(6/2014) "A new day, a new challenge"- that seems to describe many days within Adams County Government. Elections are no exception. Our most recent election day, May 20th started with a bang and a 5:00am phone call to Commissioner Phiel. The bang was a vehicle crashing into a utility pole in the very early hours of May 20th. It was not just
any utility pole; it was the pole that provided power to the Mt Joy Township Building and the election poll. The damage to the utility pole severed electrical service to the polling site. This meant no electricity for the ballot counter, no lighting in the building, and no well service to pump water needed for the restrooms.
Our elections director received an unexpected phone call describing this situation just before 6:00am. Commissioner Phiel, Elections Director Monica Dutko and Maintenance Director Larry Steinour went into action making it possible for the poll to be able to service voters and election workers. An emergency order for a Jiffy John was made to
provide facilities in place of restroom service. By using portable emergency lights and moving voting operations close to windows, the poll was ready for action. Voted ballots were securely held until power was restored to the ballot scanner/counter. We’d like to give our appreciation to the Election Board of Mt. Joy Township for their patience and cooperation
during this inconvenience.
On the morning of May 16th Adams County encountered an even greater challenge, many flooded roads. Through the prompt action of the county’s IT Department and coordination with Adams County Department of Emergency Services, road closure alerts were posted on the Adams County Web site. Residents were then able to assess road conditions and
weather related incidents. This new web site feature alerts Adams County residents to potential hazards.

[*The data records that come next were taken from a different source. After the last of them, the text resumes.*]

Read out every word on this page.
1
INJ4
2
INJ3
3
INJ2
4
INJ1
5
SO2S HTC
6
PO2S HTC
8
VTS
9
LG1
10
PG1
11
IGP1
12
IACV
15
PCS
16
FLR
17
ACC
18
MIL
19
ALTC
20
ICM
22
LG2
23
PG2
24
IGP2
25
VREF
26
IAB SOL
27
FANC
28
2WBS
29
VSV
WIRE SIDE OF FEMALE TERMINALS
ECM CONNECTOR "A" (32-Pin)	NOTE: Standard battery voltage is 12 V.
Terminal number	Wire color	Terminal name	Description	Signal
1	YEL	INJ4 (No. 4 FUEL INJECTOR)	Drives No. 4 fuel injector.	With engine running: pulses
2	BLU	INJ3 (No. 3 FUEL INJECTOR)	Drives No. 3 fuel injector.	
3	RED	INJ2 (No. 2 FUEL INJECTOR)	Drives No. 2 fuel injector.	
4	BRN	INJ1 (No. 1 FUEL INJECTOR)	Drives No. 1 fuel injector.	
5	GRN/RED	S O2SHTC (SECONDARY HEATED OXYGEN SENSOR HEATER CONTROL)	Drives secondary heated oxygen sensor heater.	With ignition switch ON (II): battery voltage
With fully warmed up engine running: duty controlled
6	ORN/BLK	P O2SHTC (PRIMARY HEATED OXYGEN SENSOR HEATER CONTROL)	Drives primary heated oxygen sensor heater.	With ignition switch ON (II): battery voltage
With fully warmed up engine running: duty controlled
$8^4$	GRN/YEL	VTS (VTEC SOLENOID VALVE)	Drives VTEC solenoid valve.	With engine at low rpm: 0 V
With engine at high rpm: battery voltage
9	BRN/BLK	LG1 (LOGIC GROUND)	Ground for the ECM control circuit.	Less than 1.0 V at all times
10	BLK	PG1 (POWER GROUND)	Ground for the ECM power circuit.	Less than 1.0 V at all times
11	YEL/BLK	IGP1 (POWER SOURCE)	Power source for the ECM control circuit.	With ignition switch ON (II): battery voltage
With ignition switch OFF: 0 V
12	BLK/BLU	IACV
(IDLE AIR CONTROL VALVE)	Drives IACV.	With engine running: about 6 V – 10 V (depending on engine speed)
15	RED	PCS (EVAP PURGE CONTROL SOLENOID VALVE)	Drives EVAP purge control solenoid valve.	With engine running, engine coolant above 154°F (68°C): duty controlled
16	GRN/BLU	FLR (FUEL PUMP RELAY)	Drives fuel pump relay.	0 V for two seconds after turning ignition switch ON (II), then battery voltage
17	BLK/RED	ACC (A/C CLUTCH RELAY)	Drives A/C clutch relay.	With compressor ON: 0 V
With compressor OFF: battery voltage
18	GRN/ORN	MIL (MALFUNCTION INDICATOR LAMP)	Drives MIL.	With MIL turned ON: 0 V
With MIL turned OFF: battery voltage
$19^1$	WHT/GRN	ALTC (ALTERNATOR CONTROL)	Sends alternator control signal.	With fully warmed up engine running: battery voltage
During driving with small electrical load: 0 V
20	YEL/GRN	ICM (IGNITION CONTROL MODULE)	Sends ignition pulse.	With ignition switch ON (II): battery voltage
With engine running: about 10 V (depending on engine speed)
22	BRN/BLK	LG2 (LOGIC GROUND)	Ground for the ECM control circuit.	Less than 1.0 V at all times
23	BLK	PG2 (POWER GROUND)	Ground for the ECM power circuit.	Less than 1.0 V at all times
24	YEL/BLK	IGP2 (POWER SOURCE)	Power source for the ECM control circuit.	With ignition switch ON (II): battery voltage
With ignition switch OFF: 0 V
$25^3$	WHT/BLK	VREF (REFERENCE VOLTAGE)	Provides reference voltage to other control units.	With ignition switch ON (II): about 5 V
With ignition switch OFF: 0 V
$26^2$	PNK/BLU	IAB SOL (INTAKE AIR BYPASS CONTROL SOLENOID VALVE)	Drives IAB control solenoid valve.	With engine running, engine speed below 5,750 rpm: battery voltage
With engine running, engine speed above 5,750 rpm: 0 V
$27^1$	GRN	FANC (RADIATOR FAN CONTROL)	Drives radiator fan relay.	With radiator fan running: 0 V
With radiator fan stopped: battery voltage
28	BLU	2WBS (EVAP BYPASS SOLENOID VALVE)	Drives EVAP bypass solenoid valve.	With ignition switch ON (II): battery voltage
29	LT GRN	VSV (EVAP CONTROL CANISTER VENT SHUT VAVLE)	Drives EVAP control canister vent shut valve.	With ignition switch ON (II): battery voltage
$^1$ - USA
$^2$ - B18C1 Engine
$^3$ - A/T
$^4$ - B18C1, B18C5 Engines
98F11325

I want to thank Steve Scherm and his staff for helping create the direct link to the ‘Active Incidents/Road Closures’ which is courtesy of our CAD system. The general public, school districts, municipalities and the media now have access to this information. We’ve been sharing the link with the local media as they call for information on
weather related issues. When the new day arrives with’ Active Incidents/Road Closures’, the challenge to inform the community has become a more fluid process that we can all truly appreciate.
Under the category of "a new day, a new challenge"- the county has recently become subject to a new federal compliance known as the Prison Rape Elimination Act (PREA). The implementation of this act has placed new pressures on prison operations, not only functionally but financially. The act requires our county prison to develop policies
and training to address the subject of rape. To insure that the act is fully implemented, federally trained representatives will regularly inspect and audit for compliance. It appears that this audit will be billed to the county at an hourly rate that will exceed $100.00 per hour. We anticipate that the audit will be at least a two- day process. This will be an
added cost to our already large correctional facility’s budget. (After adjusting for prison revenues, the prison operation’s budget is $9.7 million.) The requirements of PREA are another example of unfunded mandates that the county must absorb.

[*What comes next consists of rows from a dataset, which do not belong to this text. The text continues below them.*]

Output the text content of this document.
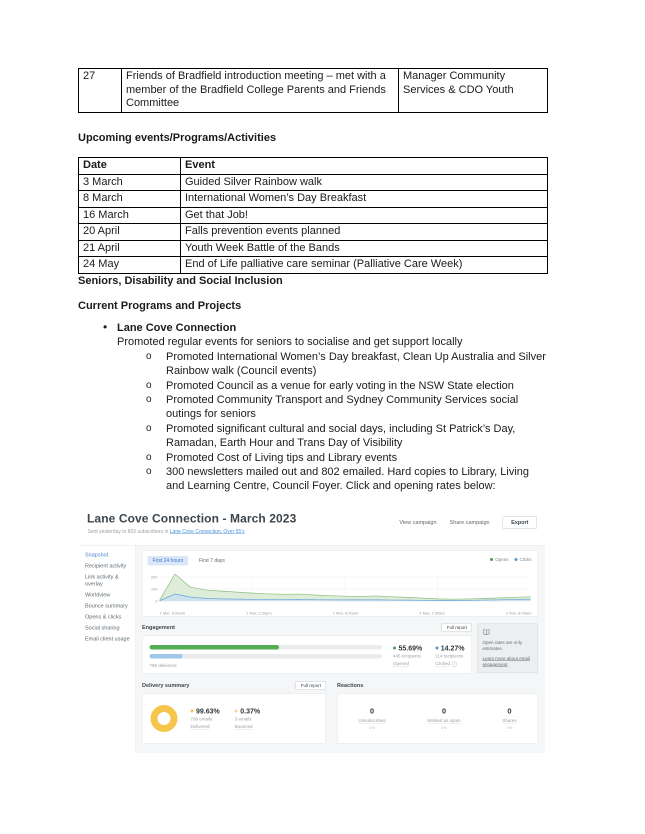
27	Friends of Bradfield introduction meeting – met with a member of the Bradfield College Parents and Friends Committee	Manager Community Services & CDO Youth
Upcoming events/Programs/Activities
Date	Event
3 March	Guided Silver Rainbow walk
8 March	International Women’s Day Breakfast
16 March	Get that Job!
20 April	Falls prevention events planned
21 April	Youth Week Battle of the Bands
24 May	End of Life palliative care seminar (Palliative Care Week)
Seniors, Disability and Social Inclusion
Current Programs and Projects
• Lane Cove Connection
Promoted regular events for seniors to socialise and get support locally
o Promoted International Women’s Day breakfast, Clean Up Australia and Silver Rainbow walk (Council events)
o Promoted Council as a venue for early voting in the NSW State election
o Promoted Community Transport and Sydney Community Services social outings for seniors
o Promoted significant cultural and social days, including St Patrick’s Day, Ramadan, Earth Hour and Trans Day of Visibility
o Promoted Cost of Living tips and Library events
o 300 newsletters mailed out and 802 emailed. Hard copies to Library, Living and Learning Centre, Council Foyer. Click and opening rates below:
Lane Cove Connection - March 2023
Sent yesterday to 802 subscribers in Lane Cove Connection, Over 55's
View campaign Share campaign	Export
Snapshot
Recipient activity
Link activity & overlay
Worldview
Bounce summary
Opens & clicks
Social sharing
Email client usage
First 24 hours	First 7 days	Opens Clicks
200
100
0
1 Mar, 5:00am	1 Mar, 2:30pm	1 Mar, 8:00pm	2 Mar, 2:30am	2 Mar, 8:00am
Engagement	Full report
799 delivered
55.69%
445 recipients
Opened
14.27%
114 recipients
Clicked i
Open rates are only estimates.
Learn more about email engagement
Delivery summary	Full report
99.63%
799 emails
Delivered
0.37%
3 emails
Bounced
Reactions
0
Unsubscribes
0%
0
Marked as spam
0%
0
Shares
0%
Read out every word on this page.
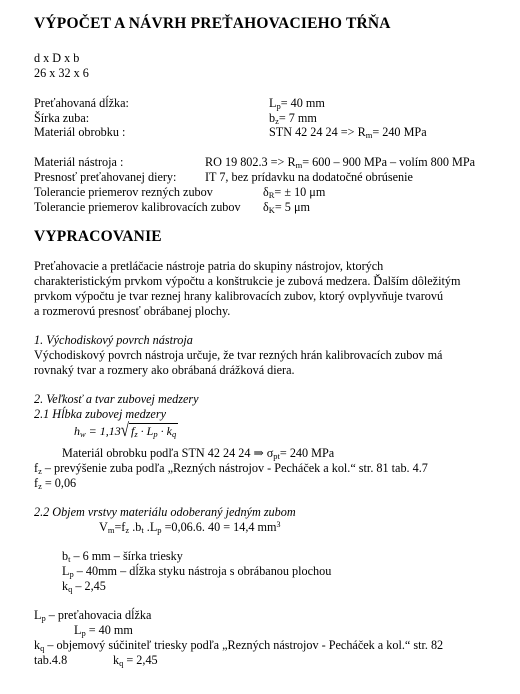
VÝPOČET A NÁVRH PREŤAHOVACIEHO TŔŇA
d x D x b
26 x 32 x 6
Preťahovaná dĺžka:	$L_p= 40$ mm
Šírka zuba:	$b_z= 7$ mm
Materiál obrobku :	STN 42 24 $24 => R_m= 240$ MPa
Materiál nástroja :	RO 19 $802.3 => R_m= 600 - 900$ MPa – volím 800 MPa
Presnosť preťahovanej diery: IT 7, bez prídavku na dodatočné obrúsenie
Tolerancie priemerov rezných zubov	$\delta_R= \pm 10$ μm
Tolerancie priemerov kalibrovacích zubov $\delta_K= 5$ μm
VYPRACOVANIE
Preťahovacie a pretláčacie nástroje patria do skupiny nástrojov, ktorých
charakteristickým prvkom výpočtu a konštrukcie je zubová medzera. Ďalším dôležitým
prvkom výpočtu je tvar reznej hrany kalibrovacích zubov, ktorý ovplyvňuje tvarovú
a rozmerovú presnosť obrábanej plochy.
1. Východiskový povrch nástroja
Východiskový povrch nástroja určuje, že tvar rezných hrán kalibrovacích zubov má
rovnaký tvar a rozmery ako obrábaná drážková diera.
2. Veľkosť a tvar zubovej medzery
2.1 Hĺbka zubovej medzery
$h_w = 1,13√$ $f_z \cdot L_p \cdot k_q$
Materiál obrobku podľa STN 42 24 24 ⇒ $\sigma_{pt}= 240$ MPa
$f_z$ – prevýšenie zuba podľa „Rezných nástrojov - Pecháček a kol.“ str. 81 tab. 4.7
$f_z = 0,06$
2.2 Objem vrstvy materiálu odoberaný jedným zubom
$V_m=f_z$ $.b_t$ $.L_p =0,06.6$. 40 = 14,4 $mm^3$
$b_t - 6$ mm – šírka triesky
$L_p - 40mm$ – dĺžka styku nástroja s obrábanou plochou
$k_q - 2,45$
$L_p$ – preťahovacia dĺžka
$L_p = 40$ mm
$k_q$ – objemový súčiniteľ triesky podľa „Rezných nástrojov - Pecháček a kol.“ str. 82
tab.4.8	$k_q = 2,45$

An emerging challenge that will potentially increase the costs of municipal and county operations is related to the EPA and Army Corp of Engineers efforts to expand the range of waters that will come under Federal jurisdiction and regulation. The expansion would result by amending the definition of "waters of the U.S." that fall under the
Clean Water Act. The new definition would use interconnectivity of water as the vehicle to bring more waters under federal jurisdiction. The result of this proposal would make municipalities and counties subject to increasingly complex and costly federal requirements. I have already contacted my U.S. Representative to voice my objection to this federal proposal. I
encourage you to do the same. We do not need the additional regulation and added costs. We already have the assistance of our County Conservation Districts to help implement water improvement practices.
In another effort to aid the County’s bottom line, I have joined in advocating with a number of other rural counties that contain significant acres of Pennsylvania State Forest and Game Lands. (Adams County has approximately 25,000 state acres.) This initiative requires the state to increase their "payment in lieu of taxes" (PILOT) to
counties for the state’s forest and game lands within each county. Also the action is to require that timber sales on the state lands be shared with the counties in a similar manner as Marcellus Shale Gas fees. Remember, counties are providing emergency services for state lands within the county. The increased PILOT payments and timber fees would help counties to
defray the increasing cost of emergency services to the state forest and game lands.
Presenting the above scenarios was to give a sample of "the new day, the new challenges"- that arrives before the Adams County Commissioners on a regular basis. On behalf of the Adams County Commissioners I encourage all to have a safe and enjoyable summer. Finally, please be careful to exercise good judgment to prevent fires; the cost to
be safe is affordable, but the damage and loss can be overwhelming.